É isso mesmo. Pais e mães que fumam sabem que estão prejudicando a saúde dos filhos, que tornam-se fumantes passivos. Além disso, passam a ser um péssimo exemplo para as crianças, que tendem a se tornarem tabagistas quando adultos.
A Organização Mundial da Saúde estima que cerca de 700 milhões de crianças em todo o mundo sofram com os malefícios do cigarro, causados principalmente pela fumaça inalada em casa. Gripes, resfriados e problemas respiratórios, como asma, bronquite e rinite, são os efeitos mais comuns. É comprovado também que o fumo passivo está associado a baixo rendimento escolar, déficit de atenção, dores de cabeça e distimia.

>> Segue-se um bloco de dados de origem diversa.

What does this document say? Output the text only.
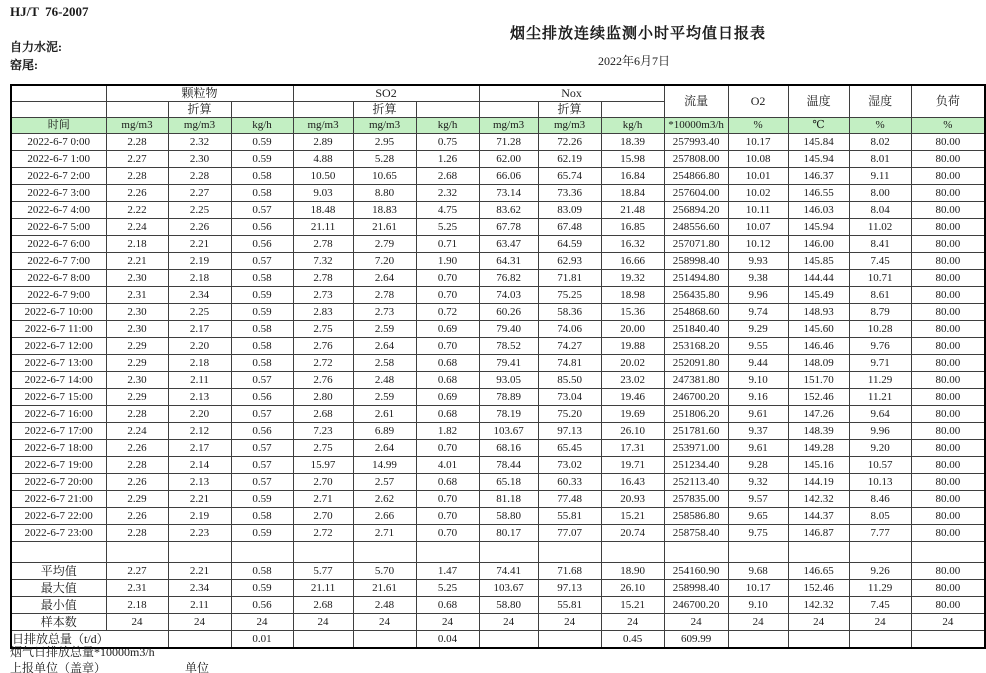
HJ/T  76-2007
烟尘排放连续监测小时平均值日报表
自力水泥:
窑尾:	2022年6月7日
	颗粒物			SO2			Nox			流量	O2	温度	湿度	负荷
		折算			折算			折算						
时间	mg/m3	mg/m3	kg/h	mg/m3	mg/m3	kg/h	mg/m3	mg/m3	kg/h	*10000m3/h	%	℃	%	%
2022-6-7 0:00	2.28	2.32	0.59	2.89	2.95	0.75	71.28	72.26	18.39	257993.40	10.17	145.84	8.02	80.00
2022-6-7 1:00	2.27	2.30	0.59	4.88	5.28	1.26	62.00	62.19	15.98	257808.00	10.08	145.94	8.01	80.00
2022-6-7 2:00	2.28	2.28	0.58	10.50	10.65	2.68	66.06	65.74	16.84	254866.80	10.01	146.37	9.11	80.00
2022-6-7 3:00	2.26	2.27	0.58	9.03	8.80	2.32	73.14	73.36	18.84	257604.00	10.02	146.55	8.00	80.00
2022-6-7 4:00	2.22	2.25	0.57	18.48	18.83	4.75	83.62	83.09	21.48	256894.20	10.11	146.03	8.04	80.00
2022-6-7 5:00	2.24	2.26	0.56	21.11	21.61	5.25	67.78	67.48	16.85	248556.60	10.07	145.94	11.02	80.00
2022-6-7 6:00	2.18	2.21	0.56	2.78	2.79	0.71	63.47	64.59	16.32	257071.80	10.12	146.00	8.41	80.00
2022-6-7 7:00	2.21	2.19	0.57	7.32	7.20	1.90	64.31	62.93	16.66	258998.40	9.93	145.85	7.45	80.00
2022-6-7 8:00	2.30	2.18	0.58	2.78	2.64	0.70	76.82	71.81	19.32	251494.80	9.38	144.44	10.71	80.00
2022-6-7 9:00	2.31	2.34	0.59	2.73	2.78	0.70	74.03	75.25	18.98	256435.80	9.96	145.49	8.61	80.00
2022-6-7 10:00	2.30	2.25	0.59	2.83	2.73	0.72	60.26	58.36	15.36	254868.60	9.74	148.93	8.79	80.00
2022-6-7 11:00	2.30	2.17	0.58	2.75	2.59	0.69	79.40	74.06	20.00	251840.40	9.29	145.60	10.28	80.00
2022-6-7 12:00	2.29	2.20	0.58	2.76	2.64	0.70	78.52	74.27	19.88	253168.20	9.55	146.46	9.76	80.00
2022-6-7 13:00	2.29	2.18	0.58	2.72	2.58	0.68	79.41	74.81	20.02	252091.80	9.44	148.09	9.71	80.00
2022-6-7 14:00	2.30	2.11	0.57	2.76	2.48	0.68	93.05	85.50	23.02	247381.80	9.10	151.70	11.29	80.00
2022-6-7 15:00	2.29	2.13	0.56	2.80	2.59	0.69	78.89	73.04	19.46	246700.20	9.16	152.46	11.21	80.00
2022-6-7 16:00	2.28	2.20	0.57	2.68	2.61	0.68	78.19	75.20	19.69	251806.20	9.61	147.26	9.64	80.00
2022-6-7 17:00	2.24	2.12	0.56	7.23	6.89	1.82	103.67	97.13	26.10	251781.60	9.37	148.39	9.96	80.00
2022-6-7 18:00	2.26	2.17	0.57	2.75	2.64	0.70	68.16	65.45	17.31	253971.00	9.61	149.28	9.20	80.00
2022-6-7 19:00	2.28	2.14	0.57	15.97	14.99	4.01	78.44	73.02	19.71	251234.40	9.28	145.16	10.57	80.00
2022-6-7 20:00	2.26	2.13	0.57	2.70	2.57	0.68	65.18	60.33	16.43	252113.40	9.32	144.19	10.13	80.00
2022-6-7 21:00	2.29	2.21	0.59	2.71	2.62	0.70	81.18	77.48	20.93	257835.00	9.57	142.32	8.46	80.00
2022-6-7 22:00	2.26	2.19	0.58	2.70	2.66	0.70	58.80	55.81	15.21	258586.80	9.65	144.37	8.05	80.00
2022-6-7 23:00	2.28	2.23	0.59	2.72	2.71	0.70	80.17	77.07	20.74	258758.40	9.75	146.87	7.77	80.00

平均值	2.27	2.21	0.58	5.77	5.70	1.47	74.41	71.68	18.90	254160.90	9.68	146.65	9.26	80.00
最大值	2.31	2.34	0.59	21.11	21.61	5.25	103.67	97.13	26.10	258998.40	10.17	152.46	11.29	80.00
最小值	2.18	2.11	0.56	2.68	2.48	0.68	58.80	55.81	15.21	246700.20	9.10	142.32	7.45	80.00
样本数	24	24	24	24	24	24	24	24	24	24	24	24	24	24
日排放总量（t/d）			0.01			0.04			0.45	609.99				
烟气日排放总量*10000m3/h
上报单位（盖章）	单位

Cada vez mais crianças condenam o tabagismo dos adultos, devido às ações de conscientização e o apoio da escola na educação saudável. Foi isso que fez César Vieira, de 9 anos, pedir à mãe Maria de Fátima Baltazar, que parasse de fumar. 'Ele disse que eu podia morrer e que ele não queria isso', conta ela. O medo de não poder ver o filho crescer deu forças à dona de casa, que há um ano se mantém longe do fumo.
Procurar ajuda não é vergonha. Cardiologista, pneumologistas e clínicos gerais podem orientar corretamente qual o melhor tratamento seguir e o passo-a-passo para largar o vício. Hospitais e institutos possuem campanhas permanentes para atender aos fumantes que desejam deixar o cigarro. Seus filhos e sua saúde agradecem.